3.34 mnjoin - Natural Join with Reference File

A natural join selects rows from input data and reference file that have equal values in columns defined at k= parameter, the reference file is specified at the m= parameter, fields in the reference file specified at f= parameter is added through natural join. The difference with mjoin command is that key field(s) in the reference field is not unique.

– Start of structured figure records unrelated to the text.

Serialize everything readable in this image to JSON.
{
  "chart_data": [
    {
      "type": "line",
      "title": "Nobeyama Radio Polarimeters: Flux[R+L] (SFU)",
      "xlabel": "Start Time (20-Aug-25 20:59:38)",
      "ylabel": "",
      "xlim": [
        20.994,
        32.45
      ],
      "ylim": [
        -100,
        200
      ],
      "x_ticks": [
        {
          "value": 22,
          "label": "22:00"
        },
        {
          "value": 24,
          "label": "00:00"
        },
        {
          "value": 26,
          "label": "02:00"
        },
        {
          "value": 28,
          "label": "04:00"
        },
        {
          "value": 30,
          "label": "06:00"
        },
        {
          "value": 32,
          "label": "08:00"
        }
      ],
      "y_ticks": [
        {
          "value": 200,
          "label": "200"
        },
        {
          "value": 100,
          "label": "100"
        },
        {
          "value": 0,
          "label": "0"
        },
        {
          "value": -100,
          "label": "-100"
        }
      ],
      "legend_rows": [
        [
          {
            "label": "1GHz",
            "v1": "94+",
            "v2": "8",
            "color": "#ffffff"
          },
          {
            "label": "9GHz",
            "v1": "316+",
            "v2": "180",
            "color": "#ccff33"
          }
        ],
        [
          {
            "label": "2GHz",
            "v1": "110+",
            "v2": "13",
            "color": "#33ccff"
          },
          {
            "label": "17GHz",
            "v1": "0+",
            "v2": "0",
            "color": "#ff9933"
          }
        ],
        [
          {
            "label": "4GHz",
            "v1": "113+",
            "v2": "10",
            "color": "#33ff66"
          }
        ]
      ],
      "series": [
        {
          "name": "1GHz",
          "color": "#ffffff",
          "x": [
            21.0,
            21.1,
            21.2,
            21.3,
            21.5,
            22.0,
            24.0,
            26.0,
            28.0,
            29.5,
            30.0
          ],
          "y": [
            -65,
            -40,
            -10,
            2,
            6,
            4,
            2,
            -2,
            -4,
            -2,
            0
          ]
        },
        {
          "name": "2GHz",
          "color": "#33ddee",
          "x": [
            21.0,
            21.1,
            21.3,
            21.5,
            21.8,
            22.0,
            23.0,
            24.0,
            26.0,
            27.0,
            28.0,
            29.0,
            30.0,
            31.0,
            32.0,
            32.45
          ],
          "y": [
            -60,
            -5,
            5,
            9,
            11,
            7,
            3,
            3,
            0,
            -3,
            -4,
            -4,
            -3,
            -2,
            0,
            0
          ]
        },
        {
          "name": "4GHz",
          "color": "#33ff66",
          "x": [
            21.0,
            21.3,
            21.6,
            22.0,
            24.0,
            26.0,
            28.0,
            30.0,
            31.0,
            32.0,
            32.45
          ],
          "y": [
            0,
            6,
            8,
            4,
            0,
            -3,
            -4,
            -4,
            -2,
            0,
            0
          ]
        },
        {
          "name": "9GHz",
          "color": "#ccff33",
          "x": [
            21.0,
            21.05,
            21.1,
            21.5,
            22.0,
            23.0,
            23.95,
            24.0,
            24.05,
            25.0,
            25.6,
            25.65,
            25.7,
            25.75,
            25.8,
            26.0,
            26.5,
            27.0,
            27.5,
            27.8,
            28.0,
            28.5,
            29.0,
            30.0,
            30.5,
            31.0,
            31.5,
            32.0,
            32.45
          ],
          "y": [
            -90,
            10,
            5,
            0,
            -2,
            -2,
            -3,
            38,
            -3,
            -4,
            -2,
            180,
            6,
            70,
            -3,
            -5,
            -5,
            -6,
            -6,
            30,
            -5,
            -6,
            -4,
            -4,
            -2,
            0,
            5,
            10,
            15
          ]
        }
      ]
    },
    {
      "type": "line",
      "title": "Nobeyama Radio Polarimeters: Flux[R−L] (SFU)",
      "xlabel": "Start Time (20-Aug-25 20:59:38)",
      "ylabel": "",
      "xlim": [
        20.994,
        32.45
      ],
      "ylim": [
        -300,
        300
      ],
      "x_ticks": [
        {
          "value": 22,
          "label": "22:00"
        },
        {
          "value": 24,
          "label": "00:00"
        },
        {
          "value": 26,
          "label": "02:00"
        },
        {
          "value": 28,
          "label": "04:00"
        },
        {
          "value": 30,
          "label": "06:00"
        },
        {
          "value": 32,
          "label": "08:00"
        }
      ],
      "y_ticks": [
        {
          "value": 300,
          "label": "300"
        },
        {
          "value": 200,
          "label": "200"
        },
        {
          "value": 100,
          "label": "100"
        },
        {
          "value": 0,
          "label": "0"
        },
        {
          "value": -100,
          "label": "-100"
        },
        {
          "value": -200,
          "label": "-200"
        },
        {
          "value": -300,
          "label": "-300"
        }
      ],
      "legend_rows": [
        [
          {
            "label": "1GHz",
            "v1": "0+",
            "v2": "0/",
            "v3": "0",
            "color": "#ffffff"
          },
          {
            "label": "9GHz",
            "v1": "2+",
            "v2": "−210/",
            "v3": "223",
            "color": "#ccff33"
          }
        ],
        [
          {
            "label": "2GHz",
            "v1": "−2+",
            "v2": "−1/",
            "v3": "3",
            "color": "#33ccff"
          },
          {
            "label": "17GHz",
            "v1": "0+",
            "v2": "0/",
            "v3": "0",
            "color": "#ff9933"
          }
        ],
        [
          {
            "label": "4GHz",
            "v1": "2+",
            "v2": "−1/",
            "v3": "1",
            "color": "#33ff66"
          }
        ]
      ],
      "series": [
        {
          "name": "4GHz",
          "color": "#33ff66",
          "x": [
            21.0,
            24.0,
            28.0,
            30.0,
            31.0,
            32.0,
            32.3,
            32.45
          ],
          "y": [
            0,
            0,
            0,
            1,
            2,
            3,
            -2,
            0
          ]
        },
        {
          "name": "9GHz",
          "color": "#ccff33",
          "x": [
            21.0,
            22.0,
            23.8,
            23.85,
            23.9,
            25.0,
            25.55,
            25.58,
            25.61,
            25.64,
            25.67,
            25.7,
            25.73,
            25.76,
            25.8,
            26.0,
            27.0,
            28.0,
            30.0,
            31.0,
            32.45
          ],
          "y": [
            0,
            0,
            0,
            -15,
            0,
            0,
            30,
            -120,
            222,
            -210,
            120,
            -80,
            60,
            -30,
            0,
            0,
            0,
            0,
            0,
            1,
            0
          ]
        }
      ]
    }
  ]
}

Given that the input data has $n$ records with a certain key value, and the reference file has $m$ records with the same key value, $n\times m$ records will be generated. In addition, if f= is not defined, all fields except the key field will be added.

Format

mnjoin k= [f=] [K=] [-n] [-N] m=| i= [o=] [bufcount=] [-nfn] [-nfno] [-x] [-q] [--help] [--version]

Parameters

k=

key field name(s) from the input data for matching

 

This key field is specified in the input data and at the K= parameter.

 

Join rows when this fields matches with the fields from the reference data.

f=

Specify the field name(s) to join from the reference file.

 

When this parameter is not defined, all fields except the key field will be joined.

m=

Reference file name.

 

Read from standard input if this parameter is not set. (when i= is specified)

K=

Key field name(s) from the reference data for matching

 

This key field(s) from reference data is compared with the key field(s) from input data specified at k= parameter,

 

fields where records with common key are joined.

 

This parameter is not required if the field name in reference file is the same as the one defined at the k=parameter.

-n

Output NULL values when reference data does not consist of input data.

-N

Output NULL values when input data does not consist of reference data.

Examples

Example 1: Basic Example

The item field in the input file is compared with the item field from the reference file, add cost field for records with the same value. There are two records where item=A in both input file and reference file, therefore, 2$\times $2=4 rows of item=A is written to the output file.

$ more dat1.csv
item,date,price
A,20081201,100
A,20081213,98
B,20081002,400
B,20081209,450
C,20081201,100
$ more ref1.csv
item,cost
A,50
A,70
B,300
E,200
$ mnjoin k=item f=cost m=ref1.csv i=dat1.csv o=rsl1.csv
#END# kgnjoin f=cost i=dat1.csv k=item m=ref1.csv o=rsl1.csv
$ more rsl1.csv
item%0,date,price,cost
A,20081201,100,50
A,20081201,100,70
A,20081213,98,50
A,20081213,98,70
B,20081002,400,300
B,20081209,450,300

Example 2: Ouput unmatched data

Use -n to print records in the input data that do not match with those in the reference file (row where item="C"), and use -N to print records in the reference file that do not match with those in the input file (row where item="E").

$ more ref2.csv
item,cost
A,50
B,300
E,200
$ mnjoin k=item f=cost m=ref2.csv -n -N i=dat1.csv o=rsl2.csv
#END# kgnjoin -N -n f=cost i=dat1.csv k=item m=ref2.csv o=rsl2.csv
$ more rsl2.csv
item%0,date,price,cost
A,20081201,100,50
A,20081213,98,50
B,20081002,400,300
B,20081209,450,300
C,20081201,100,
E,,,200

Related Commands

mjoin : It is faster to use mjoin if the key in the reference file is unique.

mproduct : Join combination of all records without using key. Each row in the reference file is joined with all records in the input data.